Born in Glauchau, Saxony, Germany, Boericke emigrated to the United States in 1849, at age 23. In 1850 he met Rudolph Tafel, then 18, who was translating Le Boys des Guay's Letters to a Man of the World into German. Boericke was invited to assist in the work. In 1852, he formally joined the Philadelphia First Society, a New Church (Swedenborg) group.
In 1853 F. E. Boericke and Rudolph Tafel opened a book store that specialized in New Church (Swedenborgian) literature. At the urging of Constantine Hering, they added a homeopathic pharmacy to the business. Tafel left the business after about six months, assuming a teaching position at the Naval Academy in Annapolis, MD.
Deciding that he needed to learn more about homeopathy, F. E. Boericke enrolled at The Hahnemann Medical College of Pennsylvania, and graduated with an MD degree in 1863. He never practiced medicine. In the same year he married Elise Tafel, daughter of Dr. Leonard Tafel, and thus became a brother-in-law to Rudolph L., Louis H., and Adolph Tafel.
In 1869 he and Adolph formed the pharmaceutical company of "Boericke and Tafel."
In 1882 he retired from the pharmacy to run the "Hahnemann Publishing House," the publishing branch of Boericke and Tafel.
In 1887, he became an invalid "through a complication from a nervous disease."
He remained deeply involved with the New Church until his death. Said John Pitcairn in an obituary, "He had a wonderful memory, was a good conversationalist and even in his illness, when matters of the Church were discussed, he seemed to rise above his bodily sufferings."
It seems to me that the only legitimate way to prepare high potencies is to follow Hahnemann's method; or if anyone wishes to prepare high potencies according to his personal notions, he ought to abstain from giving his preparations the same numbers or designations as those prepared by the master's rule. I have, myself, carried many remedies to the 200th and my neighbor in business [A. J. Tafel] even to the 1000th potency. It is, of course, a very laborious process.
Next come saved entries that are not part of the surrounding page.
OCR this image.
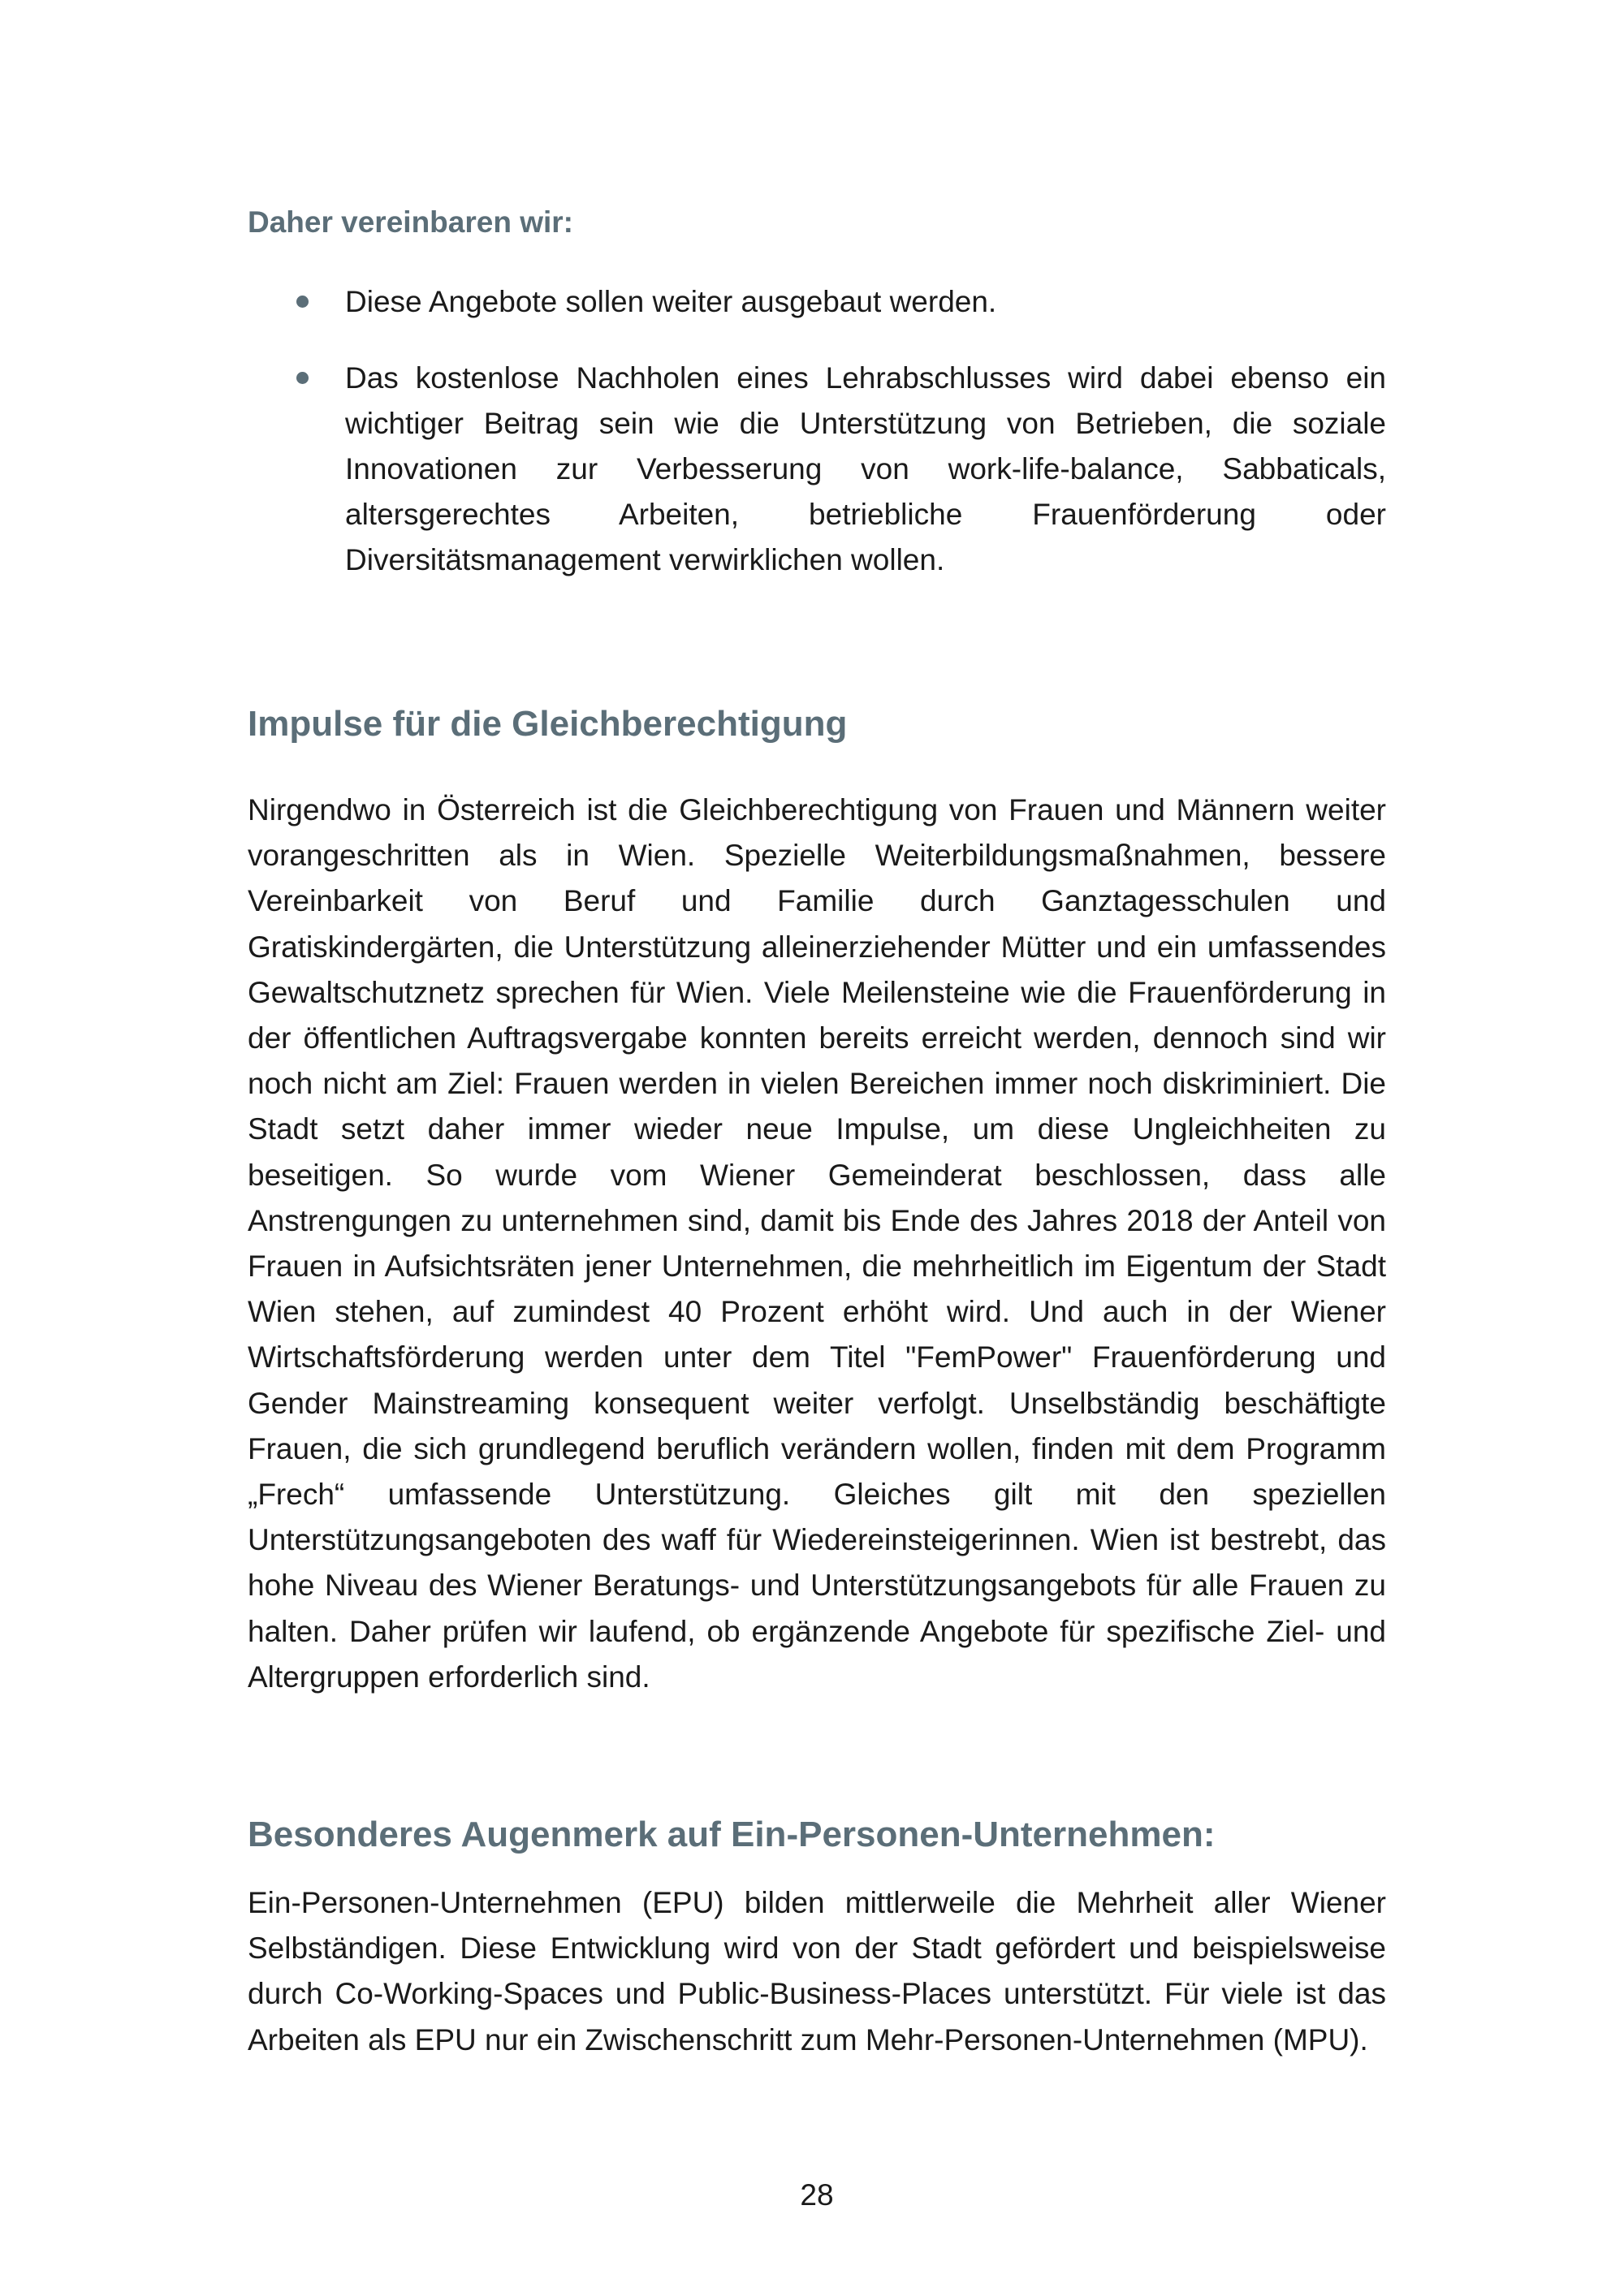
Daher vereinbaren wir:

Diese Angebote sollen weiter ausgebaut werden.
Das kostenlose Nachholen eines Lehrabschlusses wird dabei ebenso ein wichtiger Beitrag sein wie die Unterstützung von Betrieben, die soziale Innovationen zur Verbesserung von work-life-balance, Sabbaticals, altersgerechtes Arbeiten, betriebliche Frauenförderung oder Diversitätsmanagement verwirklichen wollen.
Impulse für die Gleichberechtigung

Nirgendwo in Österreich ist die Gleichberechtigung von Frauen und Männern weiter vorangeschritten als in Wien. Spezielle Weiterbildungsmaßnahmen, bessere Vereinbarkeit von Beruf und Familie durch Ganztagesschulen und Gratiskindergärten, die Unterstützung alleinerziehender Mütter und ein umfassendes Gewaltschutznetz sprechen für Wien. Viele Meilensteine wie die Frauenförderung in der öffentlichen Auftragsvergabe konnten bereits erreicht werden, dennoch sind wir noch nicht am Ziel: Frauen werden in vielen Bereichen immer noch diskriminiert. Die Stadt setzt daher immer wieder neue Impulse, um diese Ungleichheiten zu beseitigen. So wurde vom Wiener Gemeinderat beschlossen, dass alle Anstrengungen zu unternehmen sind, damit bis Ende des Jahres 2018 der Anteil von Frauen in Aufsichtsräten jener Unternehmen, die mehrheitlich im Eigentum der Stadt Wien stehen, auf zumindest 40 Prozent erhöht wird. Und auch in der Wiener Wirtschaftsförderung werden unter dem Titel "FemPower" Frauenförderung und Gender Mainstreaming konsequent weiter verfolgt. Unselbständig beschäftigte Frauen, die sich grundlegend beruflich verändern wollen, finden mit dem Programm „Frech“ umfassende Unterstützung. Gleiches gilt mit den speziellen Unterstützungsangeboten des waff für Wiedereinsteigerinnen. Wien ist bestrebt, das hohe Niveau des Wiener Beratungs- und Unterstützungsangebots für alle Frauen zu halten. Daher prüfen wir laufend, ob ergänzende Angebote für spezifische Ziel- und Altergruppen erforderlich sind.

Besonderes Augenmerk auf Ein-Personen-Unternehmen:

Ein-Personen-Unternehmen (EPU) bilden mittlerweile die Mehrheit aller Wiener Selbständigen. Diese Entwicklung wird von der Stadt gefördert und beispielsweise durch Co-Working-Spaces und Public-Business-Places unterstützt. Für viele ist das Arbeiten als EPU nur ein Zwischenschritt zum Mehr-Personen-Unternehmen (MPU).

28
extracted from Three Lectures on Homeopathic Pharmaceutics
published by F. E. Boericke in 1878.
Boericke says that he "made a machine" and made five remedies to the MM potency. These potencies were offered gratis in the Bulletin a trade journal published by Boericke & Tafel. Boericke says, "No superiority nor any special claim was attached to the MM potencies. They were given out for whatever they might be worth."
These five were the only remedies produced on this machine. I have not been able to find the identity of those five remedies, although one certainly was Lachesis since a record of a Boericke MM is reported by Dr. Berridge in the journal The Organon (Vol. 1, 1878, page 347), and another was Sulphur which Berridge used, in an MM potency, to cure Thomas Skinner.The machine was first pictured in Volume I of The Organon (1878, page 420), in an article by Thomas Skinner, MD.
With each turn of the crank, water is drawn from a vessel (not pictured) into the glass cylinder (seen at the right top) on the downward stroke of the piston. The upward stroke pushed the water out of the cylinder into the vial on the left. The vial was then given five shakes, and the next amount of water pushed the remaining water out the bottom of the vial.
A photo (seen below) of the machine, in a horizontal position is in my collection. It makes more sense being in a horizontal position, since the water would not flow out of the potentizing vial through the force of gravity but remain in the vial until it was displaced by the next measure of water that was fed into the vial. The photo is dated 1915. It is not known what happened to the machine.
Dr. Skinner, recounting how he became ill when he prepared high potencies of Cinchona and Kali carbonicum, suggested that Dr. Boericke's poor health might have been related to over-exposure to very high potencies during their preparation.